Wroclaw, Premio Europa, aprile 2009
Il Premio Europa ha visto tra i vincitori anche un italiano, Pippo Delbono. Il che ha costituito un importante riconoscimento a un sorprendente artista irregolare. Sappiamo bene che quest’ultimo aggettivo può suonare retorico, può apparire ridondante e vuoto.
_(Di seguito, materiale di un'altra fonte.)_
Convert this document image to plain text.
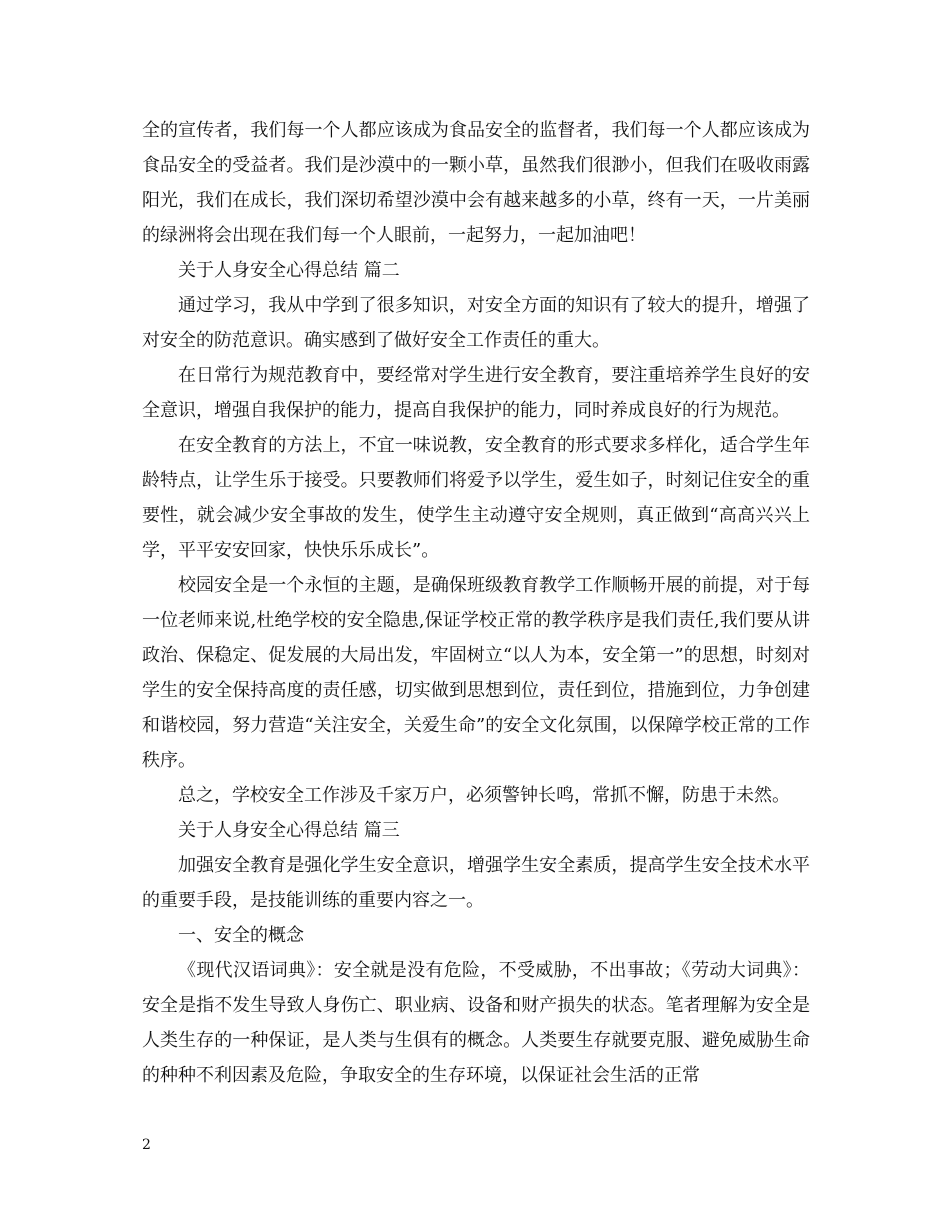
全的宣传者，我们每一个人都应该成为食品安全的监督者，我们每一个人都应该成为食品安全的受益者。我们是沙漠中的一颗小草，虽然我们很渺小，但我们在吸收雨露阳光，我们在成长，我们深切希望沙漠中会有越来越多的小草，终有一天，一片美丽的绿洲将会出现在我们每一个人眼前，一起努力，一起加油吧！

关于人身安全心得总结 篇二

通过学习，我从中学到了很多知识，对安全方面的知识有了较大的提升，增强了对安全的防范意识。确实感到了做好安全工作责任的重大。

在日常行为规范教育中，要经常对学生进行安全教育，要注重培养学生良好的安全意识，增强自我保护的能力，提高自我保护的能力，同时养成良好的行为规范。

在安全教育的方法上，不宜一味说教，安全教育的形式要求多样化，适合学生年龄特点，让学生乐于接受。只要教师们将爱予以学生，爱生如子，时刻记住安全的重要性，就会减少安全事故的发生，使学生主动遵守安全规则，真正做到“高高兴兴上学，平平安安回家，快快乐乐成长”。

校园安全是一个永恒的主题，是确保班级教育教学工作顺畅开展的前提，对于每一位老师来说,杜绝学校的安全隐患,保证学校正常的教学秩序是我们责任,我们要从讲政治、保稳定、促发展的大局出发，牢固树立“以人为本，安全第一”的思想，时刻对学生的安全保持高度的责任感，切实做到思想到位，责任到位，措施到位，力争创建和谐校园，努力营造“关注安全，关爱生命”的安全文化氛围，以保障学校正常的工作秩序。

总之，学校安全工作涉及千家万户，必须警钟长鸣，常抓不懈，防患于未然。

关于人身安全心得总结 篇三

加强安全教育是强化学生安全意识，增强学生安全素质，提高学生安全技术水平的重要手段，是技能训练的重要内容之一。

一、安全的概念

《现代汉语词典》：安全就是没有危险，不受威胁，不出事故；《劳动大词典》：安全是指不发生导致人身伤亡、职业病、设备和财产损失的状态。笔者理解为安全是人类生存的一种保证，是人类与生俱有的概念。人类要生存就要克服、避免威胁生命的种种不利因素及危险，争取安全的生存环境，以保证社会生活的正常

2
Essere irregolari nella contemporaneità è quasi un dovere, da quando mercato e arte si sono avvitati l’uno sull’altra e quanto si chiede all’artista è semplicemente la novità per la novità, lo smarcarsi da ogni tradizione. Che poi l’irregolarità sia un fatto unicamente di superficie e non abbia alcuna profondità esistenziale poco importa. Conta stupire, farsi notare, per vendere di più, di più e meglio: contraddizione, quest’ultima, di molta avanguardia, il voler opporsi cioè al mercato, finendo poi per esserne assorbita. Eppure, per una volta, possiamo dire che sì, che Delbono un irregolare lo è davvero. E lo è anzitutto perché non finge, né ha bisogno di sorprendere nessuno: la sua diversità è autentica e terribile, nuda e sfacciata. Delbono non fa altro che, implacabilmente, buttartela lì, con le sue viscere fumanti, sul bancone.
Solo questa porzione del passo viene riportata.